Shall I spray it and the case gold and treat it as a sculpture? Answers on a postcard please. Or here below!
9 comments on “Reggie”
How very interesting.
I wouldn’t spray it.
That wood looks lovely.
LikeLiked by 1 person
Wonderful memories and so nice to have such a corporeal memento of Reggie.
Don’t spray it gold or any other colour, you’d regret it, far nicer to have that patina on it.
LikeLiked by 1 person
What a wonderful interesting man to have as part of your history!
LikeLiked by 1 person
Yes Marion Tait was a lovely dancer who graduated in the touring company in 1968 and entranced many Royal Ballet visitors.
LikeLiked by 1 person
How wonderful that you have commented. do you know anything about her now?
I am afraid that since I left England and got retired I did not see her any more at the Royal Ballet or other workplaces. I also stopped with reading and archiving the many Balletmagazines, and as we are not such a present day social media freaks most contacts with previous colleagues have been lost.
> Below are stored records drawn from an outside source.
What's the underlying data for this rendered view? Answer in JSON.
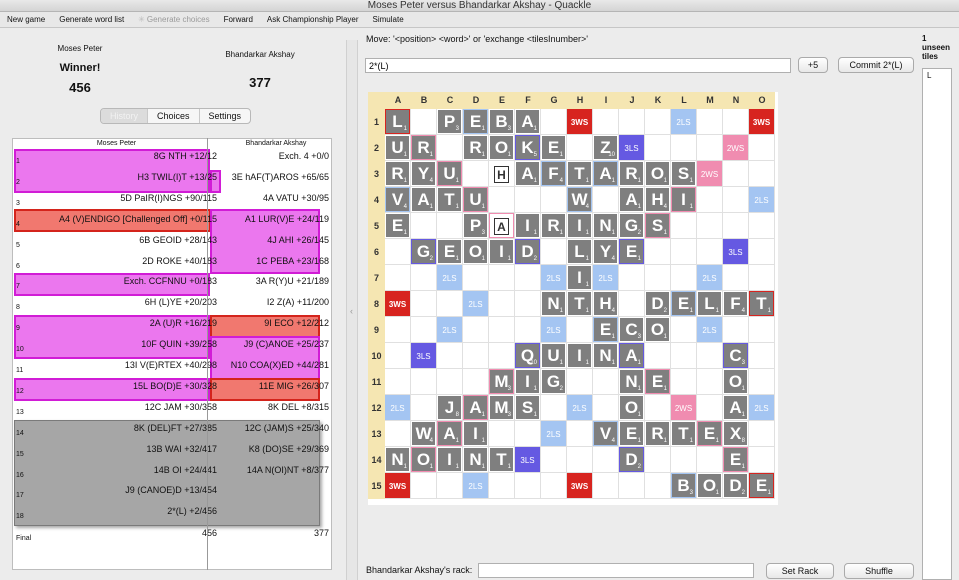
{
  "window": {
    "title": "Moses Peter versus Bhandarkar Akshay - Quackle"
  },
  "toolbar": {
    "items": [
      {
        "label": "New game",
        "enabled": true
      },
      {
        "label": "Generate word list",
        "enabled": true
      },
      {
        "label": "Generate choices",
        "enabled": false
      },
      {
        "label": "Forward",
        "enabled": true
      },
      {
        "label": "Ask Championship Player",
        "enabled": true
      },
      {
        "label": "Simulate",
        "enabled": true
      }
    ]
  },
  "scoreboard": {
    "player1": {
      "name": "Moses Peter",
      "status": "Winner!",
      "score": "456"
    },
    "player2": {
      "name": "Bhandarkar Akshay",
      "score": "377"
    }
  },
  "tabs": [
    "History",
    "Choices",
    "Settings"
  ],
  "history": {
    "headers": [
      "Moses Peter",
      "Bhandarkar Akshay"
    ],
    "rows": [
      {
        "n": "1",
        "p1": "8G NTH  +12/12",
        "p2": "Exch. 4  +0/0"
      },
      {
        "n": "2",
        "p1": "H3 TWIL(I)T  +13/25",
        "p2": "3E hAF(T)AROS  +65/65"
      },
      {
        "n": "3",
        "p1": "5D PaIR(I)NGS  +90/115",
        "p2": "4A VATU  +30/95"
      },
      {
        "n": "4",
        "p1": "A4 (V)ENDIGO [Challenged Off]  +0/115",
        "p2": "A1 LUR(V)E  +24/119"
      },
      {
        "n": "5",
        "p1": "6B GEOID  +28/143",
        "p2": "4J AHI  +26/145"
      },
      {
        "n": "6",
        "p1": "2D ROKE  +40/183",
        "p2": "1C PEBA  +23/168"
      },
      {
        "n": "7",
        "p1": "Exch. CCFNNU  +0/183",
        "p2": "3A R(Y)U  +21/189"
      },
      {
        "n": "8",
        "p1": "6H (L)YE  +20/203",
        "p2": "I2 Z(A)  +11/200"
      },
      {
        "n": "9",
        "p1": "2A (U)R  +16/219",
        "p2": "9I ECO  +12/212"
      },
      {
        "n": "10",
        "p1": "10F QUIN  +39/258",
        "p2": "J9 (C)ANOE  +25/237"
      },
      {
        "n": "11",
        "p1": "13I V(E)RTEX  +40/298",
        "p2": "N10 COA(X)ED  +44/281"
      },
      {
        "n": "12",
        "p1": "15L BO(D)E  +30/328",
        "p2": "11E MIG  +26/307"
      },
      {
        "n": "13",
        "p1": "12C JAM  +30/358",
        "p2": "8K DEL  +8/315"
      },
      {
        "n": "14",
        "p1": "8K (DEL)FT  +27/385",
        "p2": "12C (JAM)S  +25/340"
      },
      {
        "n": "15",
        "p1": "13B WAI  +32/417",
        "p2": "K8 (DO)SE  +29/369"
      },
      {
        "n": "16",
        "p1": "14B OI  +24/441",
        "p2": "14A N(OI)NT  +8/377"
      },
      {
        "n": "17",
        "p1": "J9 (CANOE)D  +13/454",
        "p2": ""
      },
      {
        "n": "18",
        "p1": "2*(L)  +2/456",
        "p2": ""
      },
      {
        "n": "Final",
        "p1": "456",
        "p2": "377"
      }
    ]
  },
  "move": {
    "label": "Move: '<position> <word>' or 'exchange <tilesInumber>'",
    "value": "2*(L)",
    "score_button": "+5",
    "commit_button": "Commit 2*(L)"
  },
  "board": {
    "columns": [
      "A",
      "B",
      "C",
      "D",
      "E",
      "F",
      "G",
      "H",
      "I",
      "J",
      "K",
      "L",
      "M",
      "N",
      "O"
    ],
    "rows": [
      "1",
      "2",
      "3",
      "4",
      "5",
      "6",
      "7",
      "8",
      "9",
      "10",
      "11",
      "12",
      "13",
      "14",
      "15"
    ],
    "premium_labels": {
      "tw": "3WS",
      "dw": "2WS",
      "tl": "3LS",
      "dl": "2LS"
    },
    "tiles": [
      {
        "r": 1,
        "c": 1,
        "l": "L",
        "p": "1"
      },
      {
        "r": 1,
        "c": 3,
        "l": "P",
        "p": "3"
      },
      {
        "r": 1,
        "c": 4,
        "l": "E",
        "p": "1"
      },
      {
        "r": 1,
        "c": 5,
        "l": "B",
        "p": "3"
      },
      {
        "r": 1,
        "c": 6,
        "l": "A",
        "p": "1"
      },
      {
        "r": 2,
        "c": 1,
        "l": "U",
        "p": "1"
      },
      {
        "r": 2,
        "c": 2,
        "l": "R",
        "p": "1"
      },
      {
        "r": 2,
        "c": 4,
        "l": "R",
        "p": "1"
      },
      {
        "r": 2,
        "c": 5,
        "l": "O",
        "p": "1"
      },
      {
        "r": 2,
        "c": 6,
        "l": "K",
        "p": "5"
      },
      {
        "r": 2,
        "c": 7,
        "l": "E",
        "p": "1"
      },
      {
        "r": 2,
        "c": 9,
        "l": "Z",
        "p": "10"
      },
      {
        "r": 3,
        "c": 1,
        "l": "R",
        "p": "1"
      },
      {
        "r": 3,
        "c": 2,
        "l": "Y",
        "p": "4"
      },
      {
        "r": 3,
        "c": 3,
        "l": "U",
        "p": "1"
      },
      {
        "r": 3,
        "c": 5,
        "l": "H",
        "p": "",
        "blank": true
      },
      {
        "r": 3,
        "c": 6,
        "l": "A",
        "p": "1"
      },
      {
        "r": 3,
        "c": 7,
        "l": "F",
        "p": "4"
      },
      {
        "r": 3,
        "c": 8,
        "l": "T",
        "p": "1"
      },
      {
        "r": 3,
        "c": 9,
        "l": "A",
        "p": "1"
      },
      {
        "r": 3,
        "c": 10,
        "l": "R",
        "p": "1"
      },
      {
        "r": 3,
        "c": 11,
        "l": "O",
        "p": "1"
      },
      {
        "r": 3,
        "c": 12,
        "l": "S",
        "p": "1"
      },
      {
        "r": 4,
        "c": 1,
        "l": "V",
        "p": "4"
      },
      {
        "r": 4,
        "c": 2,
        "l": "A",
        "p": "1"
      },
      {
        "r": 4,
        "c": 3,
        "l": "T",
        "p": "1"
      },
      {
        "r": 4,
        "c": 4,
        "l": "U",
        "p": "1"
      },
      {
        "r": 4,
        "c": 8,
        "l": "W",
        "p": "4"
      },
      {
        "r": 4,
        "c": 10,
        "l": "A",
        "p": "1"
      },
      {
        "r": 4,
        "c": 11,
        "l": "H",
        "p": "4"
      },
      {
        "r": 4,
        "c": 12,
        "l": "I",
        "p": "1"
      },
      {
        "r": 5,
        "c": 1,
        "l": "E",
        "p": "1"
      },
      {
        "r": 5,
        "c": 4,
        "l": "P",
        "p": "3"
      },
      {
        "r": 5,
        "c": 5,
        "l": "A",
        "p": "",
        "blank": true
      },
      {
        "r": 5,
        "c": 6,
        "l": "I",
        "p": "1"
      },
      {
        "r": 5,
        "c": 7,
        "l": "R",
        "p": "1"
      },
      {
        "r": 5,
        "c": 8,
        "l": "I",
        "p": "1"
      },
      {
        "r": 5,
        "c": 9,
        "l": "N",
        "p": "1"
      },
      {
        "r": 5,
        "c": 10,
        "l": "G",
        "p": "2"
      },
      {
        "r": 5,
        "c": 11,
        "l": "S",
        "p": "1"
      },
      {
        "r": 6,
        "c": 2,
        "l": "G",
        "p": "2"
      },
      {
        "r": 6,
        "c": 3,
        "l": "E",
        "p": "1"
      },
      {
        "r": 6,
        "c": 4,
        "l": "O",
        "p": "1"
      },
      {
        "r": 6,
        "c": 5,
        "l": "I",
        "p": "1"
      },
      {
        "r": 6,
        "c": 6,
        "l": "D",
        "p": "2"
      },
      {
        "r": 6,
        "c": 8,
        "l": "L",
        "p": "1"
      },
      {
        "r": 6,
        "c": 9,
        "l": "Y",
        "p": "4"
      },
      {
        "r": 6,
        "c": 10,
        "l": "E",
        "p": "1"
      },
      {
        "r": 7,
        "c": 8,
        "l": "I",
        "p": "1"
      },
      {
        "r": 8,
        "c": 7,
        "l": "N",
        "p": "1"
      },
      {
        "r": 8,
        "c": 8,
        "l": "T",
        "p": "1"
      },
      {
        "r": 8,
        "c": 9,
        "l": "H",
        "p": "4"
      },
      {
        "r": 8,
        "c": 11,
        "l": "D",
        "p": "2"
      },
      {
        "r": 8,
        "c": 12,
        "l": "E",
        "p": "1"
      },
      {
        "r": 8,
        "c": 13,
        "l": "L",
        "p": "1"
      },
      {
        "r": 8,
        "c": 14,
        "l": "F",
        "p": "4"
      },
      {
        "r": 8,
        "c": 15,
        "l": "T",
        "p": "1"
      },
      {
        "r": 9,
        "c": 9,
        "l": "E",
        "p": "1"
      },
      {
        "r": 9,
        "c": 10,
        "l": "C",
        "p": "3"
      },
      {
        "r": 9,
        "c": 11,
        "l": "O",
        "p": "1"
      },
      {
        "r": 10,
        "c": 6,
        "l": "Q",
        "p": "10"
      },
      {
        "r": 10,
        "c": 7,
        "l": "U",
        "p": "1"
      },
      {
        "r": 10,
        "c": 8,
        "l": "I",
        "p": "1"
      },
      {
        "r": 10,
        "c": 9,
        "l": "N",
        "p": "1"
      },
      {
        "r": 10,
        "c": 10,
        "l": "A",
        "p": "1"
      },
      {
        "r": 10,
        "c": 14,
        "l": "C",
        "p": "3"
      },
      {
        "r": 11,
        "c": 5,
        "l": "M",
        "p": "3"
      },
      {
        "r": 11,
        "c": 6,
        "l": "I",
        "p": "1"
      },
      {
        "r": 11,
        "c": 7,
        "l": "G",
        "p": "2"
      },
      {
        "r": 11,
        "c": 10,
        "l": "N",
        "p": "1"
      },
      {
        "r": 11,
        "c": 11,
        "l": "E",
        "p": "1"
      },
      {
        "r": 11,
        "c": 14,
        "l": "O",
        "p": "1"
      },
      {
        "r": 12,
        "c": 3,
        "l": "J",
        "p": "8"
      },
      {
        "r": 12,
        "c": 4,
        "l": "A",
        "p": "1"
      },
      {
        "r": 12,
        "c": 5,
        "l": "M",
        "p": "3"
      },
      {
        "r": 12,
        "c": 6,
        "l": "S",
        "p": "1"
      },
      {
        "r": 12,
        "c": 10,
        "l": "O",
        "p": "1"
      },
      {
        "r": 12,
        "c": 14,
        "l": "A",
        "p": "1"
      },
      {
        "r": 13,
        "c": 2,
        "l": "W",
        "p": "4"
      },
      {
        "r": 13,
        "c": 3,
        "l": "A",
        "p": "1"
      },
      {
        "r": 13,
        "c": 4,
        "l": "I",
        "p": "1"
      },
      {
        "r": 13,
        "c": 9,
        "l": "V",
        "p": "4"
      },
      {
        "r": 13,
        "c": 10,
        "l": "E",
        "p": "1"
      },
      {
        "r": 13,
        "c": 11,
        "l": "R",
        "p": "1"
      },
      {
        "r": 13,
        "c": 12,
        "l": "T",
        "p": "1"
      },
      {
        "r": 13,
        "c": 13,
        "l": "E",
        "p": "1"
      },
      {
        "r": 13,
        "c": 14,
        "l": "X",
        "p": "8"
      },
      {
        "r": 14,
        "c": 1,
        "l": "N",
        "p": "1"
      },
      {
        "r": 14,
        "c": 2,
        "l": "O",
        "p": "1"
      },
      {
        "r": 14,
        "c": 3,
        "l": "I",
        "p": "1"
      },
      {
        "r": 14,
        "c": 4,
        "l": "N",
        "p": "1"
      },
      {
        "r": 14,
        "c": 5,
        "l": "T",
        "p": "1"
      },
      {
        "r": 14,
        "c": 10,
        "l": "D",
        "p": "2"
      },
      {
        "r": 14,
        "c": 14,
        "l": "E",
        "p": "1"
      },
      {
        "r": 15,
        "c": 12,
        "l": "B",
        "p": "3"
      },
      {
        "r": 15,
        "c": 13,
        "l": "O",
        "p": "1"
      },
      {
        "r": 15,
        "c": 14,
        "l": "D",
        "p": "2"
      },
      {
        "r": 15,
        "c": 15,
        "l": "E",
        "p": "1"
      }
    ]
  },
  "rack": {
    "label": "Bhandarkar Akshay's rack:",
    "value": "",
    "set_button": "Set Rack",
    "shuffle_button": "Shuffle"
  },
  "unseen": {
    "count": "1",
    "title": "unseen tiles",
    "tiles": "L"
  },
  "colors": {
    "tile": "#7f7f7f",
    "triple_word": "#d7241f",
    "double_word": "#f08cb0",
    "triple_letter": "#6559e2",
    "double_letter": "#a4c5f2",
    "highlight": "#e85feb",
    "header": "#f5e6b2"
  }
}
Thank you so much for letting me know. Were you a dancer too?
Yes I was a dancer, choreographer and choreologist.
I studied at the Belgian Royal Ballet School, was trained by Soviet Vaganova technique teachers, the Institute of Choreology and did my project in the English Royal Ballet where I also met Marion Tait and working a.o. in Great-Britain I had also several occasions to see her at work.
Thank you – I wish I had met her as an adult.